Spade carried me into his bedroom, making me sob hysterically. He's gonna do what Kayden did and I can't stop him. He's stronger and it's his house and Papa isn't here no more. But I don't think he'd care even if he was here. I just went limp as he set me on his bed. I hugged myself and tried to prepare for it.
'It's gonna happen, and you can't stop it.'
'Just go somewhere else, space out really hard,' I meant disassociate but I couldn't figure out the word.

Spade didn't do that though. He let me cry and sat next to me, scratching my head and playing his game. I hadn't stopped sobbing yet, and by now I was hyperventilating to the point I felt like I was gonna vomit and my fingers/toes were starting to tingle.
"Hey hey, you gotta take a breath.
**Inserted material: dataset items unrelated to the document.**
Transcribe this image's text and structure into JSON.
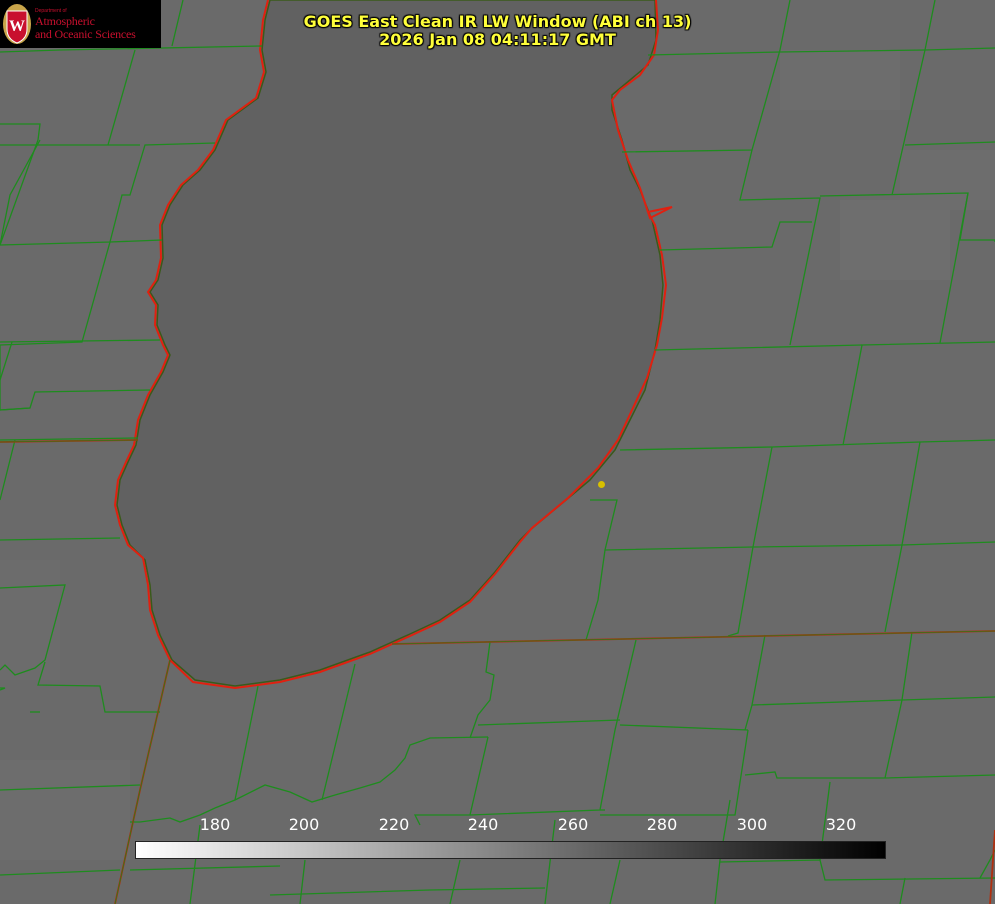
{
  "logo": {
    "dept_text": "Department of",
    "line1": "Atmospheric",
    "line2": "and Oceanic Sciences",
    "seal_letter": "W",
    "brand_color": "#c8102e"
  },
  "title": {
    "line1": "GOES East Clean IR LW Window (ABI ch 13)",
    "line2": "2026 Jan 08 04:11:17 GMT",
    "color": "#ffff3a"
  },
  "colorbar": {
    "ticks": [
      "180",
      "200",
      "220",
      "240",
      "260",
      "280",
      "300",
      "320"
    ],
    "gradient": [
      "#ffffff",
      "#000000"
    ]
  },
  "map": {
    "land_color": "#6a6a6a",
    "lake_color": "#616161",
    "county_border_color": "#1e8c1e",
    "state_border_color": "#e02010",
    "marker_color": "#d8c000"
  }
}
You're gonna make yourself sick," Spade informed me, helping me sit up. He made me put my knees to my chest and my head on my knees, coaching me into breathing right.
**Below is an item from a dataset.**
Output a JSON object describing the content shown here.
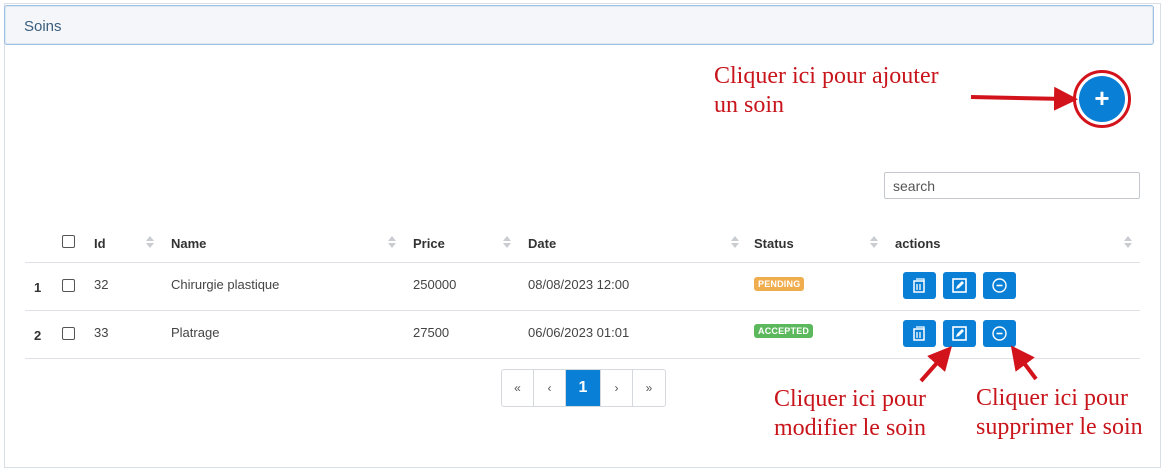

"Try it, in for 5 out for 5," He encouraged me, roughly rubbing my spine. I couldn't get a breath, in or out, for more than half a second so he moved to something else.
"You can feel me, right?" He asked.
"Mhm," I hummed but it was broken.
"Let me get you something," He quickly told me before pulling away. I tried to breathe right but I only got to try for a couple of seconds before he came rushing back in with an ice cube. He handed it to me and held my hands in his.
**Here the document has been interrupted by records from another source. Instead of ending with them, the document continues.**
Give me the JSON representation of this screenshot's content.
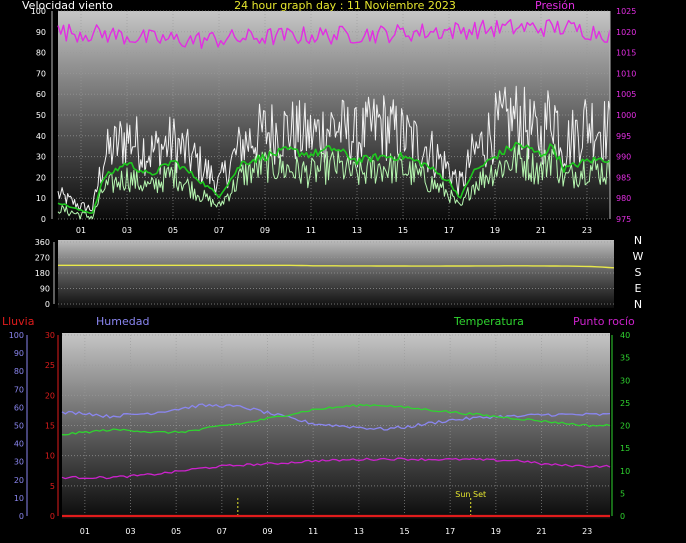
{
  "header": {
    "title": "24 hour graph day : 11 Noviembre 2023",
    "wind_label": "Velocidad viento",
    "pressure_label": "Presión"
  },
  "direction_panel": {
    "compass_letters": [
      "N",
      "W",
      "S",
      "E",
      "N"
    ]
  },
  "bottom_panel": {
    "rain_label": "Lluvia",
    "humidity_label": "Humedad",
    "temperature_label": "Temperatura",
    "dewpoint_label": "Punto rocío",
    "sunset_label": "Sun Set"
  },
  "colors": {
    "pressure": "#e22ee2",
    "wind_gust": "#f2f2f2",
    "wind_speed": "#b6f7b0",
    "wind_avg": "#1ec81e",
    "direction": "#e8e84a",
    "humidity": "#8a86f0",
    "temperature": "#2fd42f",
    "dewpoint": "#cc22cc",
    "rain": "#e01c1c",
    "title": "#e6e62e",
    "sun_marker": "#e6e62e"
  },
  "chart_data": [
    {
      "type": "line",
      "name": "wind-and-pressure",
      "title": "24 hour graph day : 11 Noviembre 2023",
      "x_ticks": [
        "01",
        "03",
        "05",
        "07",
        "09",
        "11",
        "13",
        "15",
        "17",
        "19",
        "21",
        "23"
      ],
      "x_range_hours": [
        0,
        24
      ],
      "y_left_label": "Velocidad viento",
      "y_left_range": [
        0,
        100
      ],
      "y_left_ticks": [
        0,
        10,
        20,
        30,
        40,
        50,
        60,
        70,
        80,
        90,
        100
      ],
      "y_right_label": "Presión",
      "y_right_range": [
        975,
        1025
      ],
      "y_right_ticks": [
        975,
        980,
        985,
        990,
        995,
        1000,
        1005,
        1010,
        1015,
        1020,
        1025
      ],
      "series": [
        {
          "key": "pressure",
          "axis": "right",
          "hours": [
            0,
            2,
            4,
            6,
            8,
            10,
            12,
            14,
            16,
            18,
            20,
            22,
            24
          ],
          "values": [
            1020,
            1019.5,
            1018.3,
            1018,
            1018.5,
            1019,
            1019.2,
            1019.5,
            1020,
            1020.5,
            1021,
            1021,
            1019.5
          ]
        },
        {
          "key": "wind_gust",
          "axis": "left",
          "hours": [
            0,
            1,
            1.5,
            2,
            3,
            4,
            5,
            6,
            7,
            8,
            9,
            10,
            11,
            12,
            13,
            14,
            15,
            16,
            17,
            17.5,
            18,
            19,
            20,
            21,
            21.5,
            22,
            23,
            24
          ],
          "values": [
            12,
            6,
            5,
            30,
            40,
            32,
            37,
            28,
            17,
            36,
            42,
            43,
            40,
            45,
            39,
            46,
            40,
            35,
            24,
            16,
            30,
            44,
            49,
            38,
            55,
            35,
            47,
            42
          ]
        },
        {
          "key": "wind_speed",
          "axis": "left",
          "hours": [
            0,
            1,
            1.5,
            2,
            3,
            4,
            5,
            6,
            7,
            8,
            9,
            10,
            11,
            12,
            13,
            14,
            15,
            16,
            17,
            17.5,
            18,
            19,
            20,
            21,
            21.5,
            22,
            23,
            24
          ],
          "values": [
            5,
            2,
            1,
            15,
            20,
            15,
            22,
            13,
            6,
            21,
            26,
            24,
            22,
            26,
            21,
            25,
            24,
            19,
            12,
            5,
            16,
            24,
            29,
            23,
            32,
            19,
            25,
            22
          ]
        },
        {
          "key": "wind_avg",
          "axis": "left",
          "hours": [
            0,
            1,
            1.5,
            2,
            3,
            4,
            5,
            6,
            7,
            8,
            9,
            10,
            11,
            12,
            13,
            14,
            15,
            16,
            17,
            17.5,
            18,
            19,
            20,
            21,
            21.5,
            22,
            23,
            24
          ],
          "values": [
            8,
            4,
            3,
            20,
            27,
            21,
            28,
            20,
            11,
            27,
            30,
            33,
            31,
            34,
            28,
            30,
            30,
            26,
            18,
            10,
            22,
            30,
            36,
            31,
            35,
            24,
            28,
            29
          ]
        }
      ]
    },
    {
      "type": "line",
      "name": "wind-direction",
      "x_range_hours": [
        0,
        24
      ],
      "y_range": [
        0,
        360
      ],
      "y_ticks": [
        0,
        90,
        180,
        270,
        360
      ],
      "y_tick_labels": [
        "0",
        "90",
        "180",
        "270",
        "360"
      ],
      "series": [
        {
          "key": "direction",
          "hours": [
            0,
            6,
            10,
            11,
            16,
            20,
            22,
            23,
            24
          ],
          "values": [
            225,
            225,
            225,
            222,
            220,
            222,
            220,
            218,
            210
          ]
        }
      ]
    },
    {
      "type": "line",
      "name": "temp-humidity-rain",
      "x_ticks": [
        "01",
        "03",
        "05",
        "07",
        "09",
        "11",
        "13",
        "15",
        "17",
        "19",
        "21",
        "23"
      ],
      "x_range_hours": [
        0,
        24
      ],
      "y_humidity_range": [
        0,
        100
      ],
      "y_humidity_ticks": [
        0,
        10,
        20,
        30,
        40,
        50,
        60,
        70,
        80,
        90,
        100
      ],
      "y_rain_range": [
        0,
        30
      ],
      "y_rain_ticks": [
        0,
        5,
        10,
        15,
        20,
        25,
        30
      ],
      "y_temp_range": [
        0,
        40
      ],
      "y_temp_ticks": [
        0,
        5,
        10,
        15,
        20,
        25,
        30,
        35,
        40
      ],
      "series": [
        {
          "key": "humidity",
          "axis": "humidity",
          "hours": [
            0,
            1,
            2,
            3,
            4,
            5,
            6,
            7,
            8,
            9,
            10,
            11,
            12,
            13,
            14,
            15,
            16,
            17,
            18,
            19,
            20,
            21,
            22,
            23,
            24
          ],
          "values": [
            57,
            57,
            55,
            56,
            57,
            59,
            61,
            61,
            60,
            57,
            54,
            51,
            50,
            49,
            48,
            49,
            51,
            53,
            54,
            55,
            55,
            56,
            56,
            56,
            56
          ]
        },
        {
          "key": "temperature",
          "axis": "temp",
          "hours": [
            0,
            1,
            2,
            3,
            4,
            5,
            6,
            7,
            8,
            9,
            10,
            11,
            12,
            13,
            14,
            15,
            16,
            17,
            18,
            19,
            20,
            21,
            22,
            23,
            24
          ],
          "values": [
            18,
            18.5,
            19,
            19,
            18.5,
            18.5,
            19,
            20,
            20.5,
            21.5,
            22.5,
            23.5,
            24,
            24.5,
            24.5,
            24,
            23.5,
            23,
            22.5,
            22,
            21.5,
            21,
            20.5,
            20,
            20
          ]
        },
        {
          "key": "dewpoint",
          "axis": "temp",
          "hours": [
            0,
            1,
            2,
            3,
            4,
            5,
            6,
            7,
            8,
            9,
            10,
            11,
            12,
            13,
            14,
            15,
            16,
            17,
            18,
            19,
            20,
            21,
            22,
            23,
            24
          ],
          "values": [
            8.5,
            8.5,
            8.5,
            8.8,
            9.2,
            9.8,
            10.5,
            11,
            11.3,
            11.5,
            11.8,
            12.2,
            12.3,
            12.5,
            12.6,
            12.6,
            12.5,
            12.5,
            12.5,
            12.3,
            12.3,
            11.5,
            11.2,
            11,
            11
          ]
        },
        {
          "key": "rain",
          "axis": "rain",
          "hours": [
            0,
            24
          ],
          "values": [
            0,
            0
          ]
        }
      ],
      "markers": [
        {
          "label": "",
          "hour": 7.7
        },
        {
          "label": "Sun Set",
          "hour": 17.9
        }
      ]
    }
  ]
}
"You feel it?" Spade asked. I think this is grounding of some sort, but it's working so I don't mind. I nodded and tried to focus on it.

"It's cold right?" He asked before answering himself, "I mean, I'd hope so since it's ice," I held it tighter and noticed my breathing slowly fade back to my regular pace. The ice was starting to hurt my hands at this point.
"Owie," I whined but didn't try and hand it to Spade. I didn't really mind it, but I couldn't keep the noise of discomfort to myself this time.
"Can I have the ice?" He asked eventually so I dumped what was left in his hands. It had started to melt in mine. I rubbed the water into them and held both up to my face. I was burning up. Spade left and came back, ice no longer in his hands, and sat next to me.
"You want to lay down?" He offered. I nodded and rested on my back, wrapping my arms around my torso like a hug. I still felt lonely and abandoned, I just wasn't having a panic attack anymore. I actually ended up moving into the other room to lie down, just cause it was empty and I felt like being alone since that's how I felt anyways. I stayed in my room the entire day until Jacob came home. I had spaced out and napped a lot, but when I was awake I held myself or Jupiter. Jacob walked in and there was something I felt from my chest to my stomach. I want so badly for him to want me, but it isn't all about me. He's important too. At the same time, I don't want him to apologize. He can't take back how bad he made me feel.

"Hi, Babe," He softly greeted me. I mumbled a small hi and didn't look up at him. I don't want to start crying again even though I probably will anyways.
"Spade told me you had a panic attack..." He commented. It didn't sound mean but more just conversation. I shrugged and tried to get under the covers a little more.
"I didn't mean to trigger you like that, I just needed to calm down," He explained. For a second it made me mad. He said he wasn't gonna yell at me the next time he was overwhelmed but he didn't. At first, it made me angry, but then it made me feel sad. Like I wasn't worth keeping promises for.
"You said you wouldn't..." I whispered, shivers running down my spine.

"I know, I'm sorry," He repeated, sitting on the edge of the bed.
"Ya," I mumbled. I need to get out of my bad mood but I don't know how. I just want Dady to give me love.
"Papa," I whispered, reaching up for him. He picked me up and held me close, telling me he loved me so much.
"You're absolutely perfect, Baby, I can't imagine you any other way," He gently told me.
"Dady, I lovies you," I sniffled, rubbing my face.
"Aw, I know you do. I love you too, Bubba," He said, rubbing my back.
"Did you eat while I was working?" Papa asked, already carrying me out to the dining room.
"Mmm, no..." I mumbled. He hummed and set me down, starting to look through the cabinets and fridge.
"What do you want, Baby?" He asked. I peeked into the cabinet he was looking at and skimmed over the labels.